The battle, however, is hardly won. According to the American Cancer Society, there will be nearly 250,000 women diagnosed with breast cancer this year. More than 1.6 million Americans will be diagnosed with some form of cancer. Skin cancer is still the most prevalent – a troubling fact that my wife, Gayle, has highlighted as a member of the Congressional Families Cancer Prevention Program, testifying before the state Senate and penning op-eds focused on prevention.
Removing Barriers to Cancer Screenings
Our fight against cancer is gaining ground. Bipartisan support in Congress has led to increased funding for research at the National Institutes of Health as well as legislative packages for more innovation in health care. Innovation also plays a role in a new national initiative to launch a “cancer moonshot.”
The idea is to find research breakthroughs, develop better treatments, and achieve medical advancements that will help put an end to cancer’s heartbreaking impact on so many individuals and families. The Cancer Moonshot Task Force – chaired by Vice President Joe Biden and comprised of leaders from several federal agencies – released its recommendations this month. The plan sets out to accelerate research progress, producing a decade’s worth of results in five years.
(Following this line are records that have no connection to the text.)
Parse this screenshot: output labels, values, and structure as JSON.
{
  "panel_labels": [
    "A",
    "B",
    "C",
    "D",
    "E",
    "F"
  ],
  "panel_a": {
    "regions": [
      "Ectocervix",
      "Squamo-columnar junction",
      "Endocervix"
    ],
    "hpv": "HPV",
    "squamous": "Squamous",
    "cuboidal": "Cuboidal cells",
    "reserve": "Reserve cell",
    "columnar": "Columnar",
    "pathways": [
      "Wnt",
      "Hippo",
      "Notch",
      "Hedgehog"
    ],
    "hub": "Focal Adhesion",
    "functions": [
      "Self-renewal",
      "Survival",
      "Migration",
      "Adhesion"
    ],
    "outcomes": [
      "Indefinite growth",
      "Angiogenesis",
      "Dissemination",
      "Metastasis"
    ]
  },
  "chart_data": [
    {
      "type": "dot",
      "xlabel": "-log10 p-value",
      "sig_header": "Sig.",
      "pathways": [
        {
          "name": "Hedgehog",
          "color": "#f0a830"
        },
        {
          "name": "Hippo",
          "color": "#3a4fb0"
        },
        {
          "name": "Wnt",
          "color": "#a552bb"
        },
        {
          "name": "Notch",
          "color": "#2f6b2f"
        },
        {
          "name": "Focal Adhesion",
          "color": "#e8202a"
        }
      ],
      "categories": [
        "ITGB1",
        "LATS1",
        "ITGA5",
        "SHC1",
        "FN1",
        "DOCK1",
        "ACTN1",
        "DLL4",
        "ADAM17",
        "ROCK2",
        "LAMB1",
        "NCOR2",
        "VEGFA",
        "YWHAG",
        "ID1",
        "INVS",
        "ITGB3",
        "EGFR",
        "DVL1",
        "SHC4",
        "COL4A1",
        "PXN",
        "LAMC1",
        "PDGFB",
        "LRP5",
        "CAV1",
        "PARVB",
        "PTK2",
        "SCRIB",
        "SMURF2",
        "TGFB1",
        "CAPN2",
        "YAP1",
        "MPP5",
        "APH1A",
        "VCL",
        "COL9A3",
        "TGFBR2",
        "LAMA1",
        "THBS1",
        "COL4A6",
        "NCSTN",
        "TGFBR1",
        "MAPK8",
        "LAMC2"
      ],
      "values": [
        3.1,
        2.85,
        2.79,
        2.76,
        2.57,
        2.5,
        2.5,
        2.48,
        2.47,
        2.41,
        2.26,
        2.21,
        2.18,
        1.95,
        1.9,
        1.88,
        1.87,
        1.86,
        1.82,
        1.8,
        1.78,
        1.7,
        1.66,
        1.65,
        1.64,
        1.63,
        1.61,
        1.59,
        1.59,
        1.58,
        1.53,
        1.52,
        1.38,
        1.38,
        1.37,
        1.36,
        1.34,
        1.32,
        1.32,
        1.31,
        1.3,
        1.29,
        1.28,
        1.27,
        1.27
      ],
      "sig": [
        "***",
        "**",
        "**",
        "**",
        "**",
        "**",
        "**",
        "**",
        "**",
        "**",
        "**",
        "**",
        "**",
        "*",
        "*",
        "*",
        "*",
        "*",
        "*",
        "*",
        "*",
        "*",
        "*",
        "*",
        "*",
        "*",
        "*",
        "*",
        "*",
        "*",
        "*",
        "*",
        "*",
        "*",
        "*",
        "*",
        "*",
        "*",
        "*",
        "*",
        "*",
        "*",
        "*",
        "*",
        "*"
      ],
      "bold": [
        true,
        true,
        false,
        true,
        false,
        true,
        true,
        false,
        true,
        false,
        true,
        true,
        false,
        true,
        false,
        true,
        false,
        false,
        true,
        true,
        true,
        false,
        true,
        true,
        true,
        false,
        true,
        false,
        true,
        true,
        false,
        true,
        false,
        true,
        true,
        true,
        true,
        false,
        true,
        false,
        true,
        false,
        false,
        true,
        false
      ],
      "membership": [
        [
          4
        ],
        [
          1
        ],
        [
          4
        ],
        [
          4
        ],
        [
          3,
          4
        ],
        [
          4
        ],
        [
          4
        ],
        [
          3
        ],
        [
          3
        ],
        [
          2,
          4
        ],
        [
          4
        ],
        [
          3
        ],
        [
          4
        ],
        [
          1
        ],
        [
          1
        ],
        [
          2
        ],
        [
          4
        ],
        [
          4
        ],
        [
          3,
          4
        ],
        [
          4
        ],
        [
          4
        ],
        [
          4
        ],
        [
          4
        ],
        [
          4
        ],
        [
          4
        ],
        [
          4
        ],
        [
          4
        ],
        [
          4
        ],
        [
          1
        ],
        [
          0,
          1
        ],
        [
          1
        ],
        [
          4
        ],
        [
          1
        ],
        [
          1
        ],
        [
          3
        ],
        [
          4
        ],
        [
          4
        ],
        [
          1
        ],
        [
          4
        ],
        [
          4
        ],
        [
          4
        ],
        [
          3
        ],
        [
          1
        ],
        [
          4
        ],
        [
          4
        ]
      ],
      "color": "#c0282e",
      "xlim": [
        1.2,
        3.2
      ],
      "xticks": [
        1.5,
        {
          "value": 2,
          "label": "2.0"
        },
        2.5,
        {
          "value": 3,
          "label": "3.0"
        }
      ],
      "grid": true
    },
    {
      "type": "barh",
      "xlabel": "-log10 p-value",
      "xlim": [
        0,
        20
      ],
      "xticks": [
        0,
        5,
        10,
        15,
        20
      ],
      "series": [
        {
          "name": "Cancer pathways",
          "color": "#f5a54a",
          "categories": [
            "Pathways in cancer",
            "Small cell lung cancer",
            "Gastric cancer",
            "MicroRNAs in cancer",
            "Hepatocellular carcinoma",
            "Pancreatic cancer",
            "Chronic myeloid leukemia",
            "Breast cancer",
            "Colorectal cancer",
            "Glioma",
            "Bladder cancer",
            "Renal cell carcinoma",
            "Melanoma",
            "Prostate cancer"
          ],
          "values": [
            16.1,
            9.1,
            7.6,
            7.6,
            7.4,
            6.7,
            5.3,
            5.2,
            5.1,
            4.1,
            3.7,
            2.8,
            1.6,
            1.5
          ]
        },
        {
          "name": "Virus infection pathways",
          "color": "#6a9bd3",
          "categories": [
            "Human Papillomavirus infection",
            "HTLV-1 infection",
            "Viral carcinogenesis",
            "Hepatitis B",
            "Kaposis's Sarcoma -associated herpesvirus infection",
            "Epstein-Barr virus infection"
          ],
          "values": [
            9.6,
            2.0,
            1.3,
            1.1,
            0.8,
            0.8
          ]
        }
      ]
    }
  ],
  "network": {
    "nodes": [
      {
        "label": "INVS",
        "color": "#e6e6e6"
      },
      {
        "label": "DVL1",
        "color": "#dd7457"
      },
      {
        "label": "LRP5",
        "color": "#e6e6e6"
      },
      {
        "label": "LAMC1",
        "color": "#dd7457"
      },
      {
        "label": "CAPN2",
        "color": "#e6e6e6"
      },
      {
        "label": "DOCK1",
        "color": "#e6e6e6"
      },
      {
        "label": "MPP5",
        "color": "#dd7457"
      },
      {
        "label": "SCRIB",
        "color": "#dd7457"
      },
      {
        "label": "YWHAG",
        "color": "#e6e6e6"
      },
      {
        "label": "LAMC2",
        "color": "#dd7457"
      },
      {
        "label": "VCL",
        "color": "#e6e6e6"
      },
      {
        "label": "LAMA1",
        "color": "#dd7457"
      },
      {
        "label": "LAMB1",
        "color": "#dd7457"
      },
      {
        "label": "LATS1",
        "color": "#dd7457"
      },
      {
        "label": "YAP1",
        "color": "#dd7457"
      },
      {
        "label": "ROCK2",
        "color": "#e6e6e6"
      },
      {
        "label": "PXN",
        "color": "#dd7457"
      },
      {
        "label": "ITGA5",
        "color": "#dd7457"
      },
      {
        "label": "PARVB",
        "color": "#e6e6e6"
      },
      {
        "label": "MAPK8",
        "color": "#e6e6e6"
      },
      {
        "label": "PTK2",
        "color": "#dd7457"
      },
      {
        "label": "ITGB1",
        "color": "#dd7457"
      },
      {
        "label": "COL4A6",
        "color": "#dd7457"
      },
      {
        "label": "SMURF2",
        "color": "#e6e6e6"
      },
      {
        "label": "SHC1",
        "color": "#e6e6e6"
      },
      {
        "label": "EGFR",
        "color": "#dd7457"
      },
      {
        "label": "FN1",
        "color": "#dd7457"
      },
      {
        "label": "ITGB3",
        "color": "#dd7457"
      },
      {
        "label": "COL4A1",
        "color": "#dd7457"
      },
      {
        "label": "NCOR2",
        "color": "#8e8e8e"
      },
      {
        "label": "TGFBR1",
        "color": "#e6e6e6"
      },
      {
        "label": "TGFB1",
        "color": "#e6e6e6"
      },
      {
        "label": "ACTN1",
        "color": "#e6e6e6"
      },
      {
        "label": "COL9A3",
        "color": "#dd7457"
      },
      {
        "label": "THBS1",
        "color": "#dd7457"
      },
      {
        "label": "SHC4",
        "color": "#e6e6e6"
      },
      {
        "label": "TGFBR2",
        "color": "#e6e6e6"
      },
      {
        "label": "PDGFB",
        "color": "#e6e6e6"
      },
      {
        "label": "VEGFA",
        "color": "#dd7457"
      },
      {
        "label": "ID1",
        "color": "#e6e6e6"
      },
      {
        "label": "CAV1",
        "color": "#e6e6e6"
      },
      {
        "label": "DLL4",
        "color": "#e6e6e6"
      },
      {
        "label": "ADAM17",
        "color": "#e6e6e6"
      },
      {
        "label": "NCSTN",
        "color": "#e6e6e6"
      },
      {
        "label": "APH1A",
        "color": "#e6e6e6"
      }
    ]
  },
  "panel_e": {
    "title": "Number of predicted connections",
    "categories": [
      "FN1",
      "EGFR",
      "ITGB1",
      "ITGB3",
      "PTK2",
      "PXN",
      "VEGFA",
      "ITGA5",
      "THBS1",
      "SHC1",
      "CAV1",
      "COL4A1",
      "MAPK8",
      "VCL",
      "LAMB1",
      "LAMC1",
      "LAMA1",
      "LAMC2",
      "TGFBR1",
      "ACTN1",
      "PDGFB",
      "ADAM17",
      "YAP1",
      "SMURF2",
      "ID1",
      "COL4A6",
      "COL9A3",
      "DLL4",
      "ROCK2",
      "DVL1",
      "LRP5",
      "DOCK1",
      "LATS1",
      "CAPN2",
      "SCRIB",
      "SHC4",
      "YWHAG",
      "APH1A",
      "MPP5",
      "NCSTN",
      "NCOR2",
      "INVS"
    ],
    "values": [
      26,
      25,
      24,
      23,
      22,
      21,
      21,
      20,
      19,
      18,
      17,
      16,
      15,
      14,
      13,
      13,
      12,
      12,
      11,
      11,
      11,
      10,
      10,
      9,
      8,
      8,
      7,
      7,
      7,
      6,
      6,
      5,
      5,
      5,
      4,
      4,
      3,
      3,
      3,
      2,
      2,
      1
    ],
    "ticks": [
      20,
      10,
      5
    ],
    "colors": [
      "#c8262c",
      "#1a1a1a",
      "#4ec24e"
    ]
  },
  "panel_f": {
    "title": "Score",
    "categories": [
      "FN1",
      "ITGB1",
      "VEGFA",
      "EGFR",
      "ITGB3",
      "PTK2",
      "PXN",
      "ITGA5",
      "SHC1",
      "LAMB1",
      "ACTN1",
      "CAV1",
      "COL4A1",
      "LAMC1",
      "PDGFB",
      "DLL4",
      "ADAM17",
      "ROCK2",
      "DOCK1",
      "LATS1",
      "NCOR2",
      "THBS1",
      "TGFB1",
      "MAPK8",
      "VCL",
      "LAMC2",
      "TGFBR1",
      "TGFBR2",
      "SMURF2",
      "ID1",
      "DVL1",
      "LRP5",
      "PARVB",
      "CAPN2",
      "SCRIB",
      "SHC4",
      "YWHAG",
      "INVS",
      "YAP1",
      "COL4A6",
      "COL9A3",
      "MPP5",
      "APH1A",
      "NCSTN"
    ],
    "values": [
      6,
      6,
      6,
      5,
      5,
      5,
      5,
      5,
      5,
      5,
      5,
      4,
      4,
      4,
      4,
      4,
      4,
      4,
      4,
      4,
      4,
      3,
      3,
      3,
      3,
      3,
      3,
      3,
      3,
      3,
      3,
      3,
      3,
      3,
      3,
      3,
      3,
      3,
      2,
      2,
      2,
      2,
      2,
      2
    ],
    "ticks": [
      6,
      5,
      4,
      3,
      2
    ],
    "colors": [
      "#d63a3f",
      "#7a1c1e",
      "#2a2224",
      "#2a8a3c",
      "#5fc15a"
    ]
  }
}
I was pleased that recommendations by the Cancer Moonshot Task Force included a policy I have long supported to promote greater access to cancer screenings. In March 2015, I introduced this idea in the “Removing Barriers to Colorectal Cancer Screening Act” with Sens. Sherrod Brown (D-Ohio), Susan Collins (R-Maine), and Ben Cardin (D-Md.).
Colorectal cancer is one of the most common cancers in our state, affecting more than 1,500 Mississippians annually. Given that most colorectal cancer is preventable, regular screenings and early detection of pre-cancerous lesions are particularly important. My bill would waive any co-payments or co-insurance for Medicare beneficiaries who need to have a tissue biopsy or polyp removed. This cancer screening should not come with unexpected costs.
Local Policy Forum to Focus on Colon Cancer Prevention
On October 26, my office will join business, government, research, and health-care leaders at the University of Mississippi Medical Center in Jackson for a policy forum on colorectal cancer research and prevention. Like the executive branch’s cancer task force, locally driven discussions and public-private partnerships are vital to accelerating the fight against cancer in our state and country. There is no better time than now for a “moonshot.”